Ultimately, as Ryan Broderick explained today, all of this nonsense is an epiphenomenon of a dispute between two offshoots of the LessWrong “rationalist movement” which have become AI-focused religions known as EA and e/acc. EAs (“effective altruists,” and yes these are the same nitwits who ran FTX into the ground) believe that AI is existentially dangerous and they must carefully build the infinite ice cream machine lest bad actors build the infinite paperclip machine instead, while e/acc (“effective accelerationists”) believe that who knows, maybe paperclips are cooler than everyone thinks and furthermore lmao, yolo. Both sides are deeply insane, and from a strict longtermism pov the best option is to abandon all of them on a remote island and see how they’re getting along in a thousand years or so.

Now it’s easy to dunk on the OpenAI folks as well as the EA and e/acc folks in general.
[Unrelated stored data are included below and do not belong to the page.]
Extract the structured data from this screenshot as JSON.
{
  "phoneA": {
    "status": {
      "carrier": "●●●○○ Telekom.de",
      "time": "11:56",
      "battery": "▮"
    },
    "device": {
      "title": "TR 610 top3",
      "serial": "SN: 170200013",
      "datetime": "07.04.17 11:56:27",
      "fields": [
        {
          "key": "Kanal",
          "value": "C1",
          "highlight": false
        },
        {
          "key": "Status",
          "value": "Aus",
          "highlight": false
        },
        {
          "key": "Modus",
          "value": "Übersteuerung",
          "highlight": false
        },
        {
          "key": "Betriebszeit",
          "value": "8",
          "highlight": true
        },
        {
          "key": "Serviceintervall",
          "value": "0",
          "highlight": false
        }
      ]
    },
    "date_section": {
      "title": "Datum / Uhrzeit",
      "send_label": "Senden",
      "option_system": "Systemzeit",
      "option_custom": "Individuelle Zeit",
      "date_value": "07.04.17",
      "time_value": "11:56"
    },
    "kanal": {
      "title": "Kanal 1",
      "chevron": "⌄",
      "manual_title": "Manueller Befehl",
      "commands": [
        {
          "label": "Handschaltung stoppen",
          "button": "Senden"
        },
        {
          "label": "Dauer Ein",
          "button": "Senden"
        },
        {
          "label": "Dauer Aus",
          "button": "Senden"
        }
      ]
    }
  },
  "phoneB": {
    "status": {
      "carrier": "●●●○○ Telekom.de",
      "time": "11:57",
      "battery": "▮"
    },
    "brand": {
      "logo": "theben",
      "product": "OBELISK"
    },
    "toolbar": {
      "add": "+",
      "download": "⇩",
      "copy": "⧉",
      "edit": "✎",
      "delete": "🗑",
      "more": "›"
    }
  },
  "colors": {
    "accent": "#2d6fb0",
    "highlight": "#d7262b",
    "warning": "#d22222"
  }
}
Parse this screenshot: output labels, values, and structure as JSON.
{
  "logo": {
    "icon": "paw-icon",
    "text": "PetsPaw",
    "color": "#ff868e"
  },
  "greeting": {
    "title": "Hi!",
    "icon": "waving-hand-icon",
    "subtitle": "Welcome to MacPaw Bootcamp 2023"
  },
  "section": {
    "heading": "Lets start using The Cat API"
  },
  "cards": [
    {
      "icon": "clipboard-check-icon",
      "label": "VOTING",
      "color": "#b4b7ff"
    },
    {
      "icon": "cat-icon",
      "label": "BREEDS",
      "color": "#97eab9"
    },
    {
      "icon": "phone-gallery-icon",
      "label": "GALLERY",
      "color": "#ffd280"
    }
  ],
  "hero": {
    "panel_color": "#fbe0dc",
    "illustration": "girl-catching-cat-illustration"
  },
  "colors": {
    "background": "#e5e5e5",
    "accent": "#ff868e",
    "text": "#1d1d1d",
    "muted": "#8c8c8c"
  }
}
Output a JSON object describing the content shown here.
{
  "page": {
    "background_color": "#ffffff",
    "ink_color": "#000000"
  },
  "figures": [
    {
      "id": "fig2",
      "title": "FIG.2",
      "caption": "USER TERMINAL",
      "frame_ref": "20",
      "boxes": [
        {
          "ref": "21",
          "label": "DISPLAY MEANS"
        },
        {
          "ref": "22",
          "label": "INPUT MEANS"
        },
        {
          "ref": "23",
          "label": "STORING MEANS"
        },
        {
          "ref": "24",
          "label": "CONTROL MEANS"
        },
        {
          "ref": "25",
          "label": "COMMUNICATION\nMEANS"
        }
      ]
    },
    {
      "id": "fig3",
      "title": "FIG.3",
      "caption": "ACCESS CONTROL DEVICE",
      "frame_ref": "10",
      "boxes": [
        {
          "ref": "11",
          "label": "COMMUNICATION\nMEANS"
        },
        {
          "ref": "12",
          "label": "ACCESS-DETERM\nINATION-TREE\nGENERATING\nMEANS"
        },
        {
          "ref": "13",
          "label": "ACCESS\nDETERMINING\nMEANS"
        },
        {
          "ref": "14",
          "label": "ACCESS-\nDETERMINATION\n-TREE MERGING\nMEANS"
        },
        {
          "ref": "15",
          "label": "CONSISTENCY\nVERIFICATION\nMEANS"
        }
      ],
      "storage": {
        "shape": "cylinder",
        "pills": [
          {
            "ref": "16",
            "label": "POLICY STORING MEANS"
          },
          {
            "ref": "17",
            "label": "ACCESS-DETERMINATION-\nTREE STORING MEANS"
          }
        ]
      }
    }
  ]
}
Also, since they’re hugely powerful and by and large wealthy enough not to be the victims here, it seems fair game to dunk on them. But that’s not the point.

The point is that it’s helpful not to just think of OpenAI specifically and the prominent faces of EA and e/acc as just disconnected dots that exist in a vacuum. Rather, that there are guiding philosophies in play – strongly held (as far as we can tell) beliefs that large parts of an industry that itself is becoming extremely influential in the world. (I say in the world to mean it’s not a self-constrained industry but has real, meaningful impact societally, politically, economically.)

All of this is noteworthy because the absolute number of people involved here is comparatively small! A handful, or maybe a few dozen, investors and founders are all it takes right now to significantly influence the direction tech and Silicon Valley take: There’s an almost ridiculous degree of concentration of wealth and power among just a few people who struck gold early on and leveraged that gold into influence.

Think of Musk, Andreesen, Zuckerberg, Altman, Thiel: They’re influential, well-resourced, well-connected and increasingly political. They also appear increasingly untethered.

All of this is of course a false choice. Surely, a better way of doing AI is possible.

Anyway: EA, e/acc, very internet hot takes. Enjoy.